Pseudo-scholarship - inept and unconvincing (1 star)
The Origin, Persistence and Failings of HIV/AIDS Theory, by Henry
H. Bauer; McFarland & Company, 2007, AUD62
This book raises two important questions.
The first is, what sort of person writes a book about the epidemiology of an infectious disease without first familiarising himself with the basics of (a) the discipline of epidemiology and (b) the disease he is pretending to examine?
The second question is, what kind of "publishing editor" from an alleged "publisher of scholarly, reference and academic books" is too stupid to recognise an obvious crank who is entirely out of his depth with the subject matter he's writing about?
In Don't Get Fooled Again (Icon books 2008) author Richard Wilson writes:
Pseudo-scholarship gives the appearance of being based on logic and evidence, but relies instead on distortion, omission, fabrication, obfuscation, fallacy, emotive rhetoric and conspiracy theory. Quacks, cranks and fake historians seek to deceive by misrepresenting bad evidence as good, and using sham arguments to dismiss good evidence which conflicts with their own theories - often characterizing themselves as 'skeptics' in the process. (p. 212)
Bauer's HIV/AIDS argument is essentially based on epidemiology, a field he has no grasp of at all, and in which he appears to have made no effort to educate himself. He has simply made his methods up, and appears to have no insight into why this might be problematic. The end result is cringe-worthy.
For example, he tries to derive population-wide prevalence or incidence statistics from the ratios of positive and negative tests within quite specific subgroups and settings, without considering the criteria used to select the population under study, including the reasons for testing in the first place. He doesn't distinguish between prevalence and incidence, ineptly bundling the two concepts into his own neologism "F(HIV)". He compares the results of different cross sectional studies selecting completely different populations as if they were simply parts of the one longitudinal study.
He makes claims about the population-wide prevalence of HIV compared to AIDS that are completely at odds with official statistics: for example he claims that HIV and AIDS have completely different male to female ratios when the ratio for Americans diagnosed with HIV is 2.75 to 1 and incident AIDS is almost identical at 2.70 to 1.

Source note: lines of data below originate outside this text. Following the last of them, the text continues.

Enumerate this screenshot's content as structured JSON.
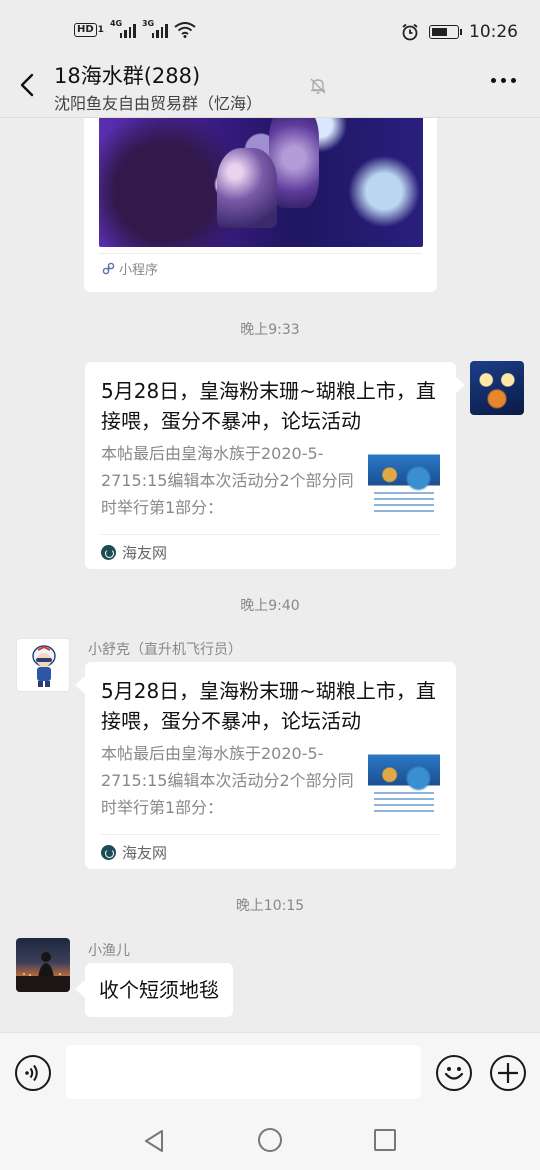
{
  "status_bar": {
    "hd": "HD",
    "sim1": "1",
    "net1": "4G",
    "net2": "3G",
    "time": "10:26",
    "battery_level": 0.55
  },
  "header": {
    "title": "18海水群(288)",
    "subtitle": "沈阳鱼友自由贸易群（忆海）"
  },
  "mini_program": {
    "label": "小程序"
  },
  "timestamps": [
    "晚上9:33",
    "晚上9:40",
    "晚上10:15"
  ],
  "messages": [
    {
      "title": "5月28日，皇海粉末珊~瑚粮上市，直接喂，蛋分不暴冲，论坛活动",
      "desc": "本帖最后由皇海水族于2020-5-2715:15编辑本次活动分2个部分同时举行第1部分：",
      "source": "海友网"
    },
    {
      "sender": "小舒克（直升机飞行员）",
      "title": "5月28日，皇海粉末珊~瑚粮上市，直接喂，蛋分不暴冲，论坛活动",
      "desc": "本帖最后由皇海水族于2020-5-2715:15编辑本次活动分2个部分同时举行第1部分：",
      "source": "海友网"
    },
    {
      "sender": "小渔儿",
      "text": "收个短须地毯"
    }
  ],
  "colors": {
    "background": "#ededed",
    "bubble": "#ffffff",
    "secondary_text": "#888888"
  }
}
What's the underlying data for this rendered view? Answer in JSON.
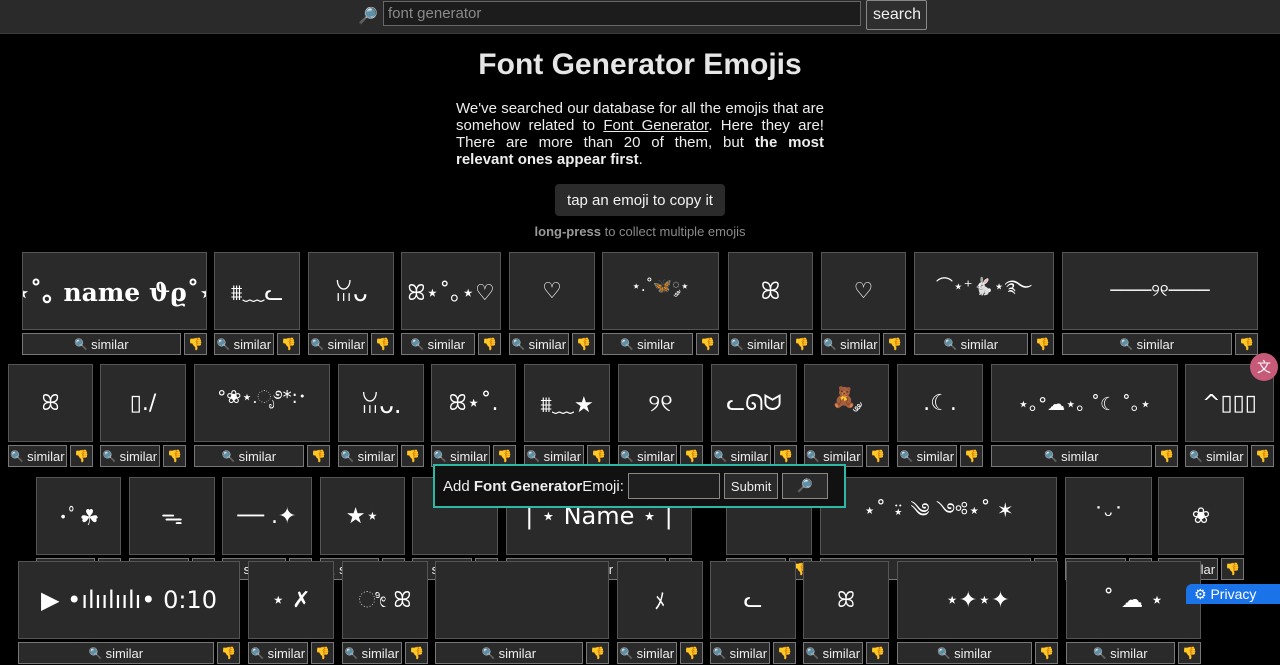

He claims HIV cannot be sexually transmitted because of the age distribution of incident diagnoses, despite the fact it is almost identical to that of syphilis.
He falsely claims that HIV infection is diagnosed on the basis of an antibody response that is often transient. He claims that untreated HIV infection rarely leads to people getting sick. He misrepresents treatment studies. He doesn't have a clue about why opportunistic diseases such as Kaposi's sarcoma or tuberculosis might concentrate among people with a serious immune system disease.
He can't comprehend why an infectious disease whose incidence is highest among sexual networks of gay men and among injecting drug users might concentrate in larger cities. Or why HIV didn't spread much into the female population of San Francisco given the large number of eligible bachelors there with the infection.
He assumes that if the incidence of a sexually transmitted infection is relatively high in a particular population they must be proportionately more promiscuous, which is like claiming that the waterborne infection cholera is caused by people drinking proportionately too much water.
Not satisfied with completely botching his epidemiological "analysis", Bauer draws on his non existent knowledge of immunology to construct a vague and implausible fantasy about what the detection of HIV antibodies "really" means. It's, you know, like a non specific thingy response to umm, well, stress - like getting born, going through menarche, or living in a city. Seriously.
The second and third parts of the book are a rant about how scientists can sometimes get things badly wrong, and can be read ironically in the light of the woeful ignorance of his subject matter Bauer displays in the first.
I can recommend this book as a cautionary tale for epidemiology students, as it describes exactly what not to do. Those interested in the psychology of pseudoscientific crankery might also find it interesting. However, anyone hoping to better understand the complexities of HIV/AIDS can safely ignore it.